On average, 5,102 Americans filed for bankruptcy each day that court was in session over the first four months of this year — and that’s the good news. Bankruptcy filings are down 13 percent so far in 2012, according to the American Bankruptcy Institute.
The bad news, according to Florida attorney Brent Rose, is that policies that could have helped limit health care-related bankruptcies may not survive a court challenge, and that foreclosed homeowners are increasingly being pushed into insolvency by their banks.
Data suggest that foreclosures historically have made a relatively small contribution to U.S. bankruptcy rates, contributing to about 1.5 percent of the 1.4 million filings submitted each year. In general, when a borrower falls behind on a mortgage, the most that a bank will do is foreclose – even if it cannot sell the property for as much as the homeowner owed. But Rose said he’s starting to see banks come after the “deficiency,” or difference between what a property owner owed and what the home was worth at the time of foreclosure.
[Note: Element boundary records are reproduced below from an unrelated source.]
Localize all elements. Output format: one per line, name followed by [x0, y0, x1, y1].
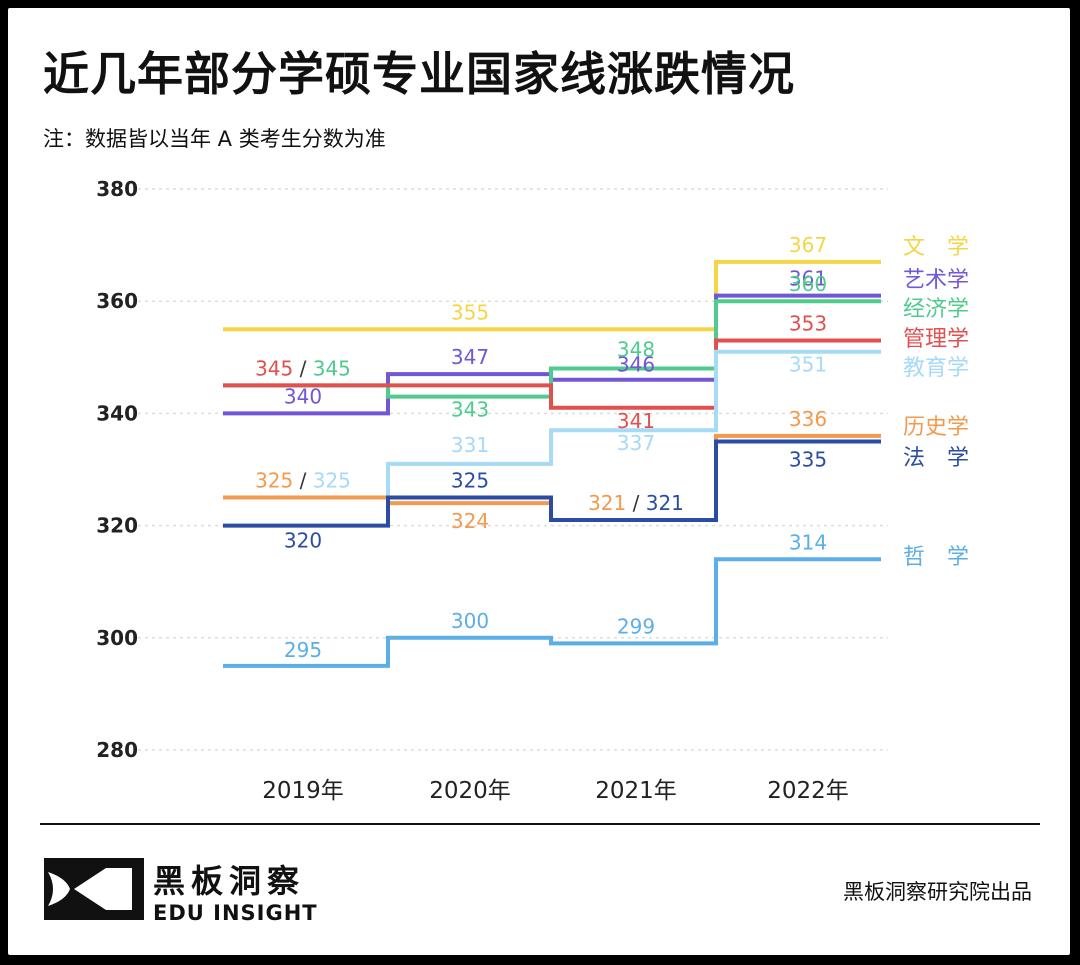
data-label: 320 — [284, 529, 322, 553]
data-label: 341 — [617, 409, 655, 433]
pair-label-part: 345 — [255, 356, 293, 380]
legend-label: 法 学 — [903, 446, 969, 471]
legend-label: 哲 学 — [903, 545, 969, 570]
series-line — [223, 299, 881, 399]
pair-label-part: / — [293, 356, 306, 380]
x-tick-label: 2020年 — [429, 778, 511, 804]
step-line-chart: 280 300 320 340 360 380 2019年 2020年 2021年 2022年 35… — [96, 177, 969, 804]
legend-label: 经济学 — [903, 297, 969, 322]
data-label: 340 — [284, 384, 322, 408]
data-label: 300 — [451, 609, 489, 633]
eye-logo-icon — [44, 858, 144, 920]
x-tick-label: 2021年 — [595, 778, 677, 804]
pair-label-part: 325 — [306, 469, 351, 493]
y-tick-label: 380 — [96, 177, 138, 201]
legend-label: 文 学 — [903, 235, 969, 260]
data-label: 324 — [451, 509, 489, 533]
data-label: 346 — [617, 353, 655, 377]
data-label: 337 — [617, 431, 655, 455]
data-label: 314 — [789, 530, 827, 554]
chart-card: 近几年部分学硕专业国家线涨跌情况 注：数据皆以当年 A 类考生分数为准 280 3… — [8, 8, 1070, 955]
data-label: 347 — [451, 345, 489, 369]
pair-label-part: 345 — [306, 356, 351, 380]
brand-name-cn: 黑板洞察 — [153, 862, 306, 900]
brand-name-en: EDU INSIGHT — [153, 901, 318, 925]
pair-label: 325 / 325 — [255, 469, 351, 493]
y-tick-label: 320 — [96, 514, 138, 538]
legend-label: 管理学 — [903, 327, 969, 352]
data-label: 343 — [451, 398, 489, 422]
pair-label-part: 325 — [255, 469, 293, 493]
series-line — [223, 557, 881, 668]
data-label: 353 — [789, 311, 827, 335]
pair-label-part: 321 — [639, 491, 684, 515]
chart-title: 近几年部分学硕专业国家线涨跌情况 — [43, 47, 795, 101]
data-label: 325 — [451, 469, 489, 493]
y-tick-label: 300 — [96, 626, 138, 650]
data-label: 299 — [617, 614, 655, 638]
pair-label: 345 / 345 — [255, 356, 351, 380]
data-label: 295 — [284, 638, 322, 662]
legend-label: 艺术学 — [903, 268, 969, 293]
data-label: 367 — [789, 233, 827, 257]
footer-divider — [40, 823, 1040, 825]
legend-label: 历史学 — [903, 415, 969, 440]
pair-label-part: / — [293, 469, 306, 493]
pair-label-part: 321 — [588, 491, 626, 515]
y-tick-label: 340 — [96, 401, 138, 425]
pair-label: 321 / 321 — [588, 491, 684, 515]
pair-label-part: / — [626, 491, 639, 515]
data-label: 351 — [789, 353, 827, 377]
legend-label: 教育学 — [903, 356, 969, 381]
data-label: 336 — [789, 407, 827, 431]
series-line — [223, 349, 881, 500]
data-label: 348 — [617, 338, 655, 362]
x-tick-label: 2019年 — [262, 778, 344, 804]
x-tick-label: 2022年 — [767, 778, 849, 804]
data-label: 331 — [451, 433, 489, 457]
data-label: 361 — [789, 267, 827, 291]
y-tick-label: 280 — [96, 738, 138, 762]
data-label: 360 — [789, 272, 827, 296]
series-line — [223, 259, 881, 332]
y-tick-label: 360 — [96, 289, 138, 313]
credit-text: 黑板洞察研究院出品 — [843, 880, 1032, 904]
series-line — [223, 439, 881, 528]
chart-subtitle: 注：数据皆以当年 A 类考生分数为准 — [43, 127, 386, 151]
data-label: 335 — [789, 447, 827, 471]
series-line — [223, 338, 881, 410]
data-label: 355 — [451, 300, 489, 324]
“I was just in court this week and half the cases on the docket were the bank going after the house, the other half were the bank going after the deficiency,” said Rose, a partner in the Orsini & Rose Law Firm.
According to an analysis of multiple studies by debt-relief agency ClearBankruptcy LLC, the top five causes of personal bankruptcies are:
5. Unexpected disaster
It could be a hurricane, a death in the family or another nasty surprise – unexpected disasters underlie 7 percent of U.S. bankruptcies, and can especially cause problems for people with inadequate insurance.
4. Divorce
Splitting up is spendy, and when former partners have to get by without each other’s financial support while paying legal fees, going from one household to two, and sometimes taking on other costs, it’s little wonder that divorce contributes to 8 percent of bankruptcy filings.
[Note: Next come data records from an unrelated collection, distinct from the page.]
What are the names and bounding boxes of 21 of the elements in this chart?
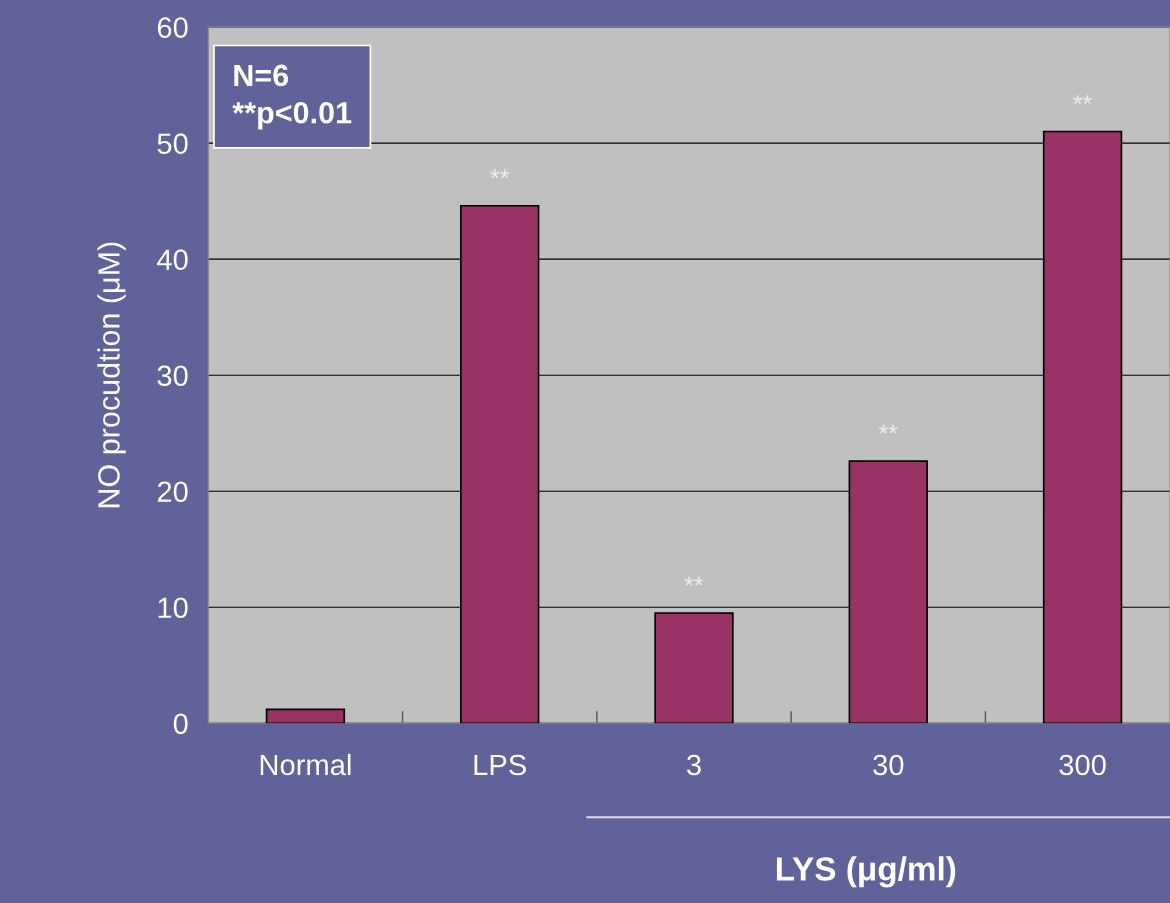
annotation: ** (878, 424, 898, 434)
y-tick-label: 20 (157, 481, 188, 503)
x-tick-label: Normal (260, 753, 351, 776)
x-tick-label: 300 (1059, 754, 1106, 776)
x-tick-label: LPS (474, 754, 526, 776)
annotation: N=6 **p<0.01 (232, 64, 352, 130)
bar (265, 708, 346, 724)
annotation: ** (684, 576, 704, 586)
y-tick-label: 10 (158, 597, 188, 619)
x-tick-label: 30 (873, 754, 904, 776)
x-tick-label: 3 (686, 754, 701, 776)
y-tick-label: 60 (157, 17, 188, 38)
y-tick-label: 0 (173, 713, 188, 735)
y-tick-label: 30 (157, 365, 188, 387)
bar (654, 612, 734, 724)
y-tick-label: 50 (157, 133, 188, 154)
annotation: ** (490, 169, 510, 179)
annotation: ** (1073, 95, 1092, 105)
y-axis-title: NO procudtion (μM) (97, 242, 126, 508)
y-tick-label: 40 (157, 249, 188, 271)
x-axis-title: LYS (μg/ml) (776, 856, 956, 888)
3. Out-of-control spending
Some say shoppers who rack up huge credit card bills before heading to bankruptcy court are guilty of reckless spending and shouldn’t be able to wipe the slate clean, but Rose said he does not buy the frequent claim that irresponsible choices are at fault. More often, people with very tight budgets use plastic to pay for basics, like food, or to handle unexpected expenses, like car repair. When interest rates are high and incomes are low, the debt climbs fast. About 15 percent of bankruptcies fall into this category.
2. Job loss
When the housing market crashed, many people employed in related sectors lost their jobs. Rose said he saw a surge in filings from construction workers and real estate industry employees. Those people are no longer filing for bankruptcy in such high numbers, Rose said. The labor market is improving, but unemployment in the U.S. still remains abnormally high. About 22 percent of bankruptcy filings are linked to a job loss.
1. Medical expenses.
As many as 62 percent of bankruptcies were caused by medical costs, according to a Harvard study.
Close to three out of four health-cost related bankruptcies are filed by people who had insurance – just not good enough insurance enough to cover the high costs of modern medical care. “I may see a $100,000 bill covered by insurance – but it comes with a $20,000 co-pay,” Rose said.
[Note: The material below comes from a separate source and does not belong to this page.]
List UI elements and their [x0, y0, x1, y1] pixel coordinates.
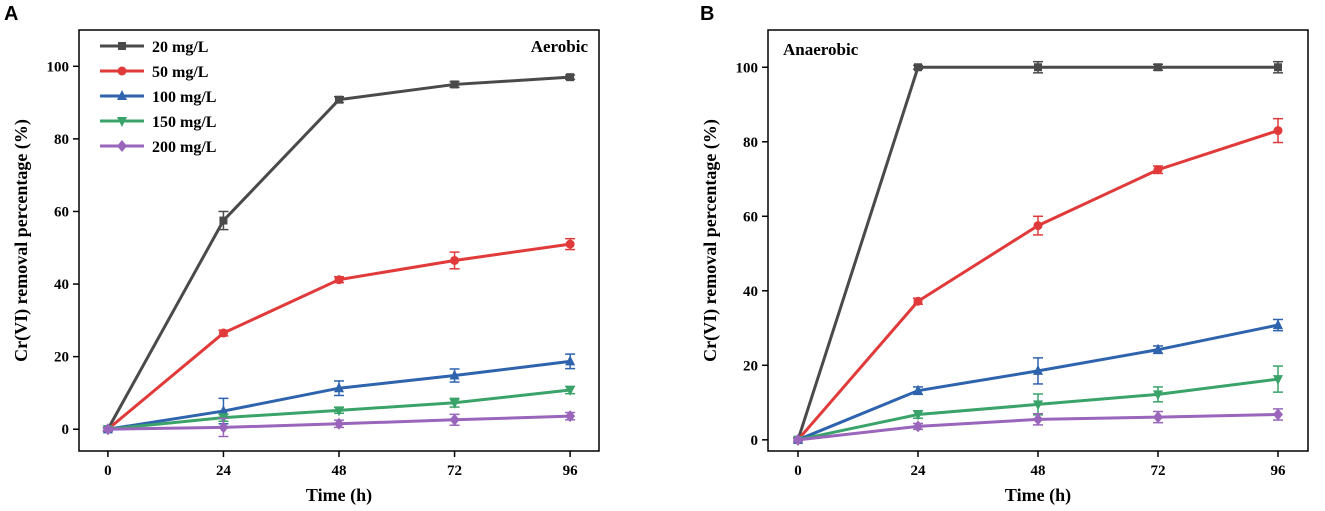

Rose said he was once optimistic that the Affordable Care Act, sometimes nicknamed “ObamaCare,” would help already-insured families to get better policies and avoid medical-emergency bankruptcies. “Now I think the Supreme Court is going to overturn the law’s insurance mandate,” he said. “The Afordable Care Act would have prevented a lot of bankruptcies, but we’re not going to get there.”
When should you talk to a bankruptcy attorney?
Many people in tough financial straits wait so long to seek help that they can barely afford a bankruptcy attorney. By talking to a lawyer early on, you may be able to get more help and tackle your problems sooner. According to Rose, if any of these warning signs apply to you, it’s time to pick up the phone and ask for legal advice:
You’re charging essentials, like food and gasoline, to your credit card, because you can’t afford them up-front.
You’re eating less, not to lose weight, but because you can’t afford food.
You’re getting depressed about not being able to afford the activities you enjoy, like hanging out with friends or filling the gasoline tank for a drive to visit family member.
“Bankruptcies are going down. That may be a sign of growing economy strength,” Rose said. “But if you are having problems, you should talk to a lawyer before they get worse.”